Research has linked the Mediterranean diet to reduced risk of diabetes, high cholesterol, dementia, memory loss, depression and breast cancer, as well as weight loss, stronger bones, a healthier heart and longer life.

But all of these diets share so much in common that they really can be lumped together as a higher “level” of eating patterns, Gardner said.

“We were basically trying to say that a diet doesn’t have to be 100 to be good,” she said. “All top tier diets are plant based and if they are a little off basic they are not hard to correct.
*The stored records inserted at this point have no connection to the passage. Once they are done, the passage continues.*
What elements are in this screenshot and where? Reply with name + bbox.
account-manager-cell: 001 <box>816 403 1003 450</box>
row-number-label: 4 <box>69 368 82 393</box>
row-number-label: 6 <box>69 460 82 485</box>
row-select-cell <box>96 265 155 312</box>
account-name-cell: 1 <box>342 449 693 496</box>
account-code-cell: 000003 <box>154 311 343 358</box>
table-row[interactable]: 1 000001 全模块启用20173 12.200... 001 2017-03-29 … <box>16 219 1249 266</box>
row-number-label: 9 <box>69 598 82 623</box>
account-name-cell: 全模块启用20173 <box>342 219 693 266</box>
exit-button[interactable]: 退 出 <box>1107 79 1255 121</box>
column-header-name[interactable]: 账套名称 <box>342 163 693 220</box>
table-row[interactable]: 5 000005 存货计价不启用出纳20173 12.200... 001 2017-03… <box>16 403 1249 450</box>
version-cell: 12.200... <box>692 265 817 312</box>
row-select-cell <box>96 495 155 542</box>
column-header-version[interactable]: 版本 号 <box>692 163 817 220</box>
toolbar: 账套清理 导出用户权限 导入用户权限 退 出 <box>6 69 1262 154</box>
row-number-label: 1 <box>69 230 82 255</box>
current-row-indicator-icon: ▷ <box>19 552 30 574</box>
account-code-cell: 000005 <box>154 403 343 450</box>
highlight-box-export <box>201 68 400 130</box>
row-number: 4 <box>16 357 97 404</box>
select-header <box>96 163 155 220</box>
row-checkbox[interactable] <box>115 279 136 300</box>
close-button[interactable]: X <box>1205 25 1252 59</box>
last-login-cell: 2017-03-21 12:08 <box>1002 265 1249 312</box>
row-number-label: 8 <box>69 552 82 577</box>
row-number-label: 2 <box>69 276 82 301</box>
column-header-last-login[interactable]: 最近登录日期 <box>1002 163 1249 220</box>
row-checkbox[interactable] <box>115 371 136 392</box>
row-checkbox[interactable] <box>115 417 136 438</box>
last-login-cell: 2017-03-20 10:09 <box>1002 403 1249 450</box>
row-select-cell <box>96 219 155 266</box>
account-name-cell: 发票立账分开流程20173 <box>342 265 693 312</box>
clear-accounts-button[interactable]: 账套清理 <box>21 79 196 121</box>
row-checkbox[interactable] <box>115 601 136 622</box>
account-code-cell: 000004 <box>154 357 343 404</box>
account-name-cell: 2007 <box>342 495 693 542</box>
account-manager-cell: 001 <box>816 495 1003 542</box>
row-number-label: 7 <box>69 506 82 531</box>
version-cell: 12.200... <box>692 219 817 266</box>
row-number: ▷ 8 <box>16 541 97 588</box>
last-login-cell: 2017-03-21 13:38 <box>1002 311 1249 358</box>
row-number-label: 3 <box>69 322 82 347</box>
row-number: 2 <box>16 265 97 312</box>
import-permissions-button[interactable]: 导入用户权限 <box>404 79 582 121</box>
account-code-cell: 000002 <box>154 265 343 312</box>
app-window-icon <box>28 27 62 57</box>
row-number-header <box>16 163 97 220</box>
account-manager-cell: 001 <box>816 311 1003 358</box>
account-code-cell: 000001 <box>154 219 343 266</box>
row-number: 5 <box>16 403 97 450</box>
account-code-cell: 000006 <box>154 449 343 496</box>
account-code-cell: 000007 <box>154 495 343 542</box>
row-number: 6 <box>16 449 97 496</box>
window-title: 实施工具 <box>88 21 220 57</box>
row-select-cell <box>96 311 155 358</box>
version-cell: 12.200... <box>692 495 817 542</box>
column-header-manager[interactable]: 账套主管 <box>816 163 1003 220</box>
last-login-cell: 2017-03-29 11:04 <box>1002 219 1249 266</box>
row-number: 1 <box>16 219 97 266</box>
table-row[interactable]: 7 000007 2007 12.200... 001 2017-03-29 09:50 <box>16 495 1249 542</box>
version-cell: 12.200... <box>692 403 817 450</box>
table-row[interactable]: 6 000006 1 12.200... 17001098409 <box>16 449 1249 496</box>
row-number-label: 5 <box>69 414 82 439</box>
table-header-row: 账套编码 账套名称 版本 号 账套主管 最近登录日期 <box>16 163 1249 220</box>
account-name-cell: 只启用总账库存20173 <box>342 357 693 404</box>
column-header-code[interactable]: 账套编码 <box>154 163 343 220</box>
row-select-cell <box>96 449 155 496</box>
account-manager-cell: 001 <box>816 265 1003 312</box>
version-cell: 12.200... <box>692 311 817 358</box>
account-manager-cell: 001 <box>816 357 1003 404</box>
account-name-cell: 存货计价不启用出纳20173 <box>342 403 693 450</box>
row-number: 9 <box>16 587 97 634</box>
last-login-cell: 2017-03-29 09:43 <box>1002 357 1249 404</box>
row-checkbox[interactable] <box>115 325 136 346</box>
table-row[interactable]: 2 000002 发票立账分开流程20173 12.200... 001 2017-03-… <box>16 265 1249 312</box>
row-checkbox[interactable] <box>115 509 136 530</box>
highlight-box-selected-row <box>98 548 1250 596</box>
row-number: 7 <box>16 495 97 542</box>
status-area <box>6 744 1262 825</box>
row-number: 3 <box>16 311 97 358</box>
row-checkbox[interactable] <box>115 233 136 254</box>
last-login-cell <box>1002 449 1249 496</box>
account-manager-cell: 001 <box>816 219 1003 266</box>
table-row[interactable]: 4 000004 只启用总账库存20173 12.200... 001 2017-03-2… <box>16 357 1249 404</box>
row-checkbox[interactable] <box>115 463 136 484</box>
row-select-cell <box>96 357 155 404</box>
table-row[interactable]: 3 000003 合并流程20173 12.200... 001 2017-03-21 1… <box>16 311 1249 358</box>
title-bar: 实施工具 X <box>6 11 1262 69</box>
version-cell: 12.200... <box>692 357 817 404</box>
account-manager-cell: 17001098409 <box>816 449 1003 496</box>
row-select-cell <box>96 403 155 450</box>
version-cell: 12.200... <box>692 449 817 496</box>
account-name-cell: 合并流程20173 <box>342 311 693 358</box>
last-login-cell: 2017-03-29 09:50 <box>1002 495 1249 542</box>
Paleo and keto, however, can’t really be fixed. You should overhaul them completely.

Very low-carb diets, such as Atkins, and various keto diets, such as the well-formulated ketogenic diet, or WFKD, were at the low end of heart-healthy eating patterns, due to their emphasis on red meat, whole-grain dairy products and saturated fats, as well as limited consumption of fruits and vegetables.
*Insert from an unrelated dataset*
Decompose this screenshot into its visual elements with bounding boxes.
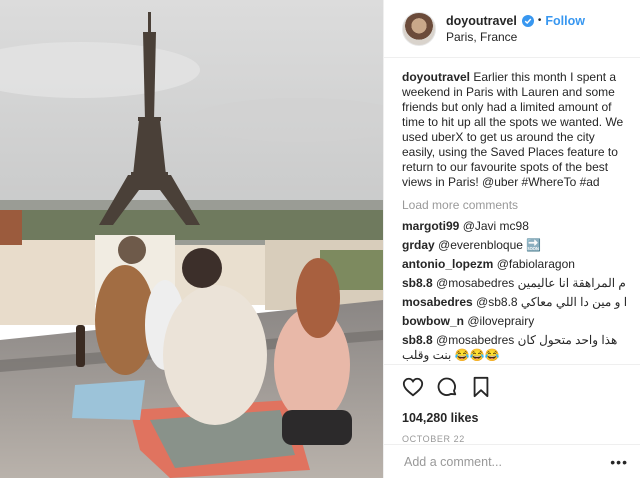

A vegan diet that incorporated more than 10 percent fat and low-fat diets like volumetrics were second tier: Both met 78 percent of AHA dietary guidelines, according to the statement.

Very low-fat diets with less than 10% fat, which applies to some vegan lifestyles (72%), and low-carb diets such as South Beach, Zone and low glycemic index (64 %) were less aligned and rigged the third level of diets.

While people interested in heart health can and should use the new AHA Top 10 Diet rankings, the scientific statement was written for physicians, Gardner said. The goal is to get doctors up to speed, since nutrition isn’t often a priority in medical school.

The best diets for heart health are predominantly plant-based, says the AHA statement.

“It’s a package insert for doctors,” Gardner said. “When they ask about diet — which I don’t think is that common — and a patient says, ‘Oh, yeah, I’m paleo. I’m vegan. Are they keto or are they DASH, ‘I don’t think they really know what that means.

This is absolutely true, said quote cardiologist Dr. Andrew Freeman, director of cardiovascular prevention and wellness at National Jewish Health, a hospital in Denver.

“We surveyed 1,000 cardiologists five or six years ago, and it turns out that about 90 percent of us know next to nothing about nutrition,” said Freeman, who was not involved in developing the AHA statement.

Yet patients need their doctors to discuss nutrition with them during regular checkups, Freeman added.

“If you asked me in my heart of hearts, do I think we should have been drumming on nutrition for the past 100 years? YES. So whenever we can drum a little bit more, I’m always for it,” she said.

Now, with a color-coded chart in hand, doctors will be better informed to discuss the foods on those diets and which ones to emphasize, limit or avoid, Gardner said. Instead of talking about the benefits of specific nutrients and heart-healthy foods, the advice should focus on a general eating pattern.

“When it was a single heart-healthy nutrient, you could just inject that nutrient into the food and claim it’s healthy food, which it wasn’t,” she said. “Or, if there’s a superfood like chia seeds, you could take a really unhealthy food and sprinkle chia seeds on it and say, ‘Ah, now I’m protected.’ No, it has to be part of a general pattern of healthy eating.

At that point, Gardner pointed out that each diet in the rankings was rated as it was meant to be eaten, not as people might actually do in real life. The new statement provides insight into how doctors could advise patients who are not eating as optimally as possible, whether due to cost, lack of time or other stressors.

However, resolving these concerns may require more than individual willpower, Freeman said.

“It’s difficult to adhere to a diet in a society that allows ultra-processed comfort foods like bacon on a stick to be the norm, and asking society to change one of the major tenants of daily life is going to be very challenging,” she said. .

“But I’d also like to tell you that the plant-based food movement is the fastest growing food movement in the country,” she said. “So there is hope.”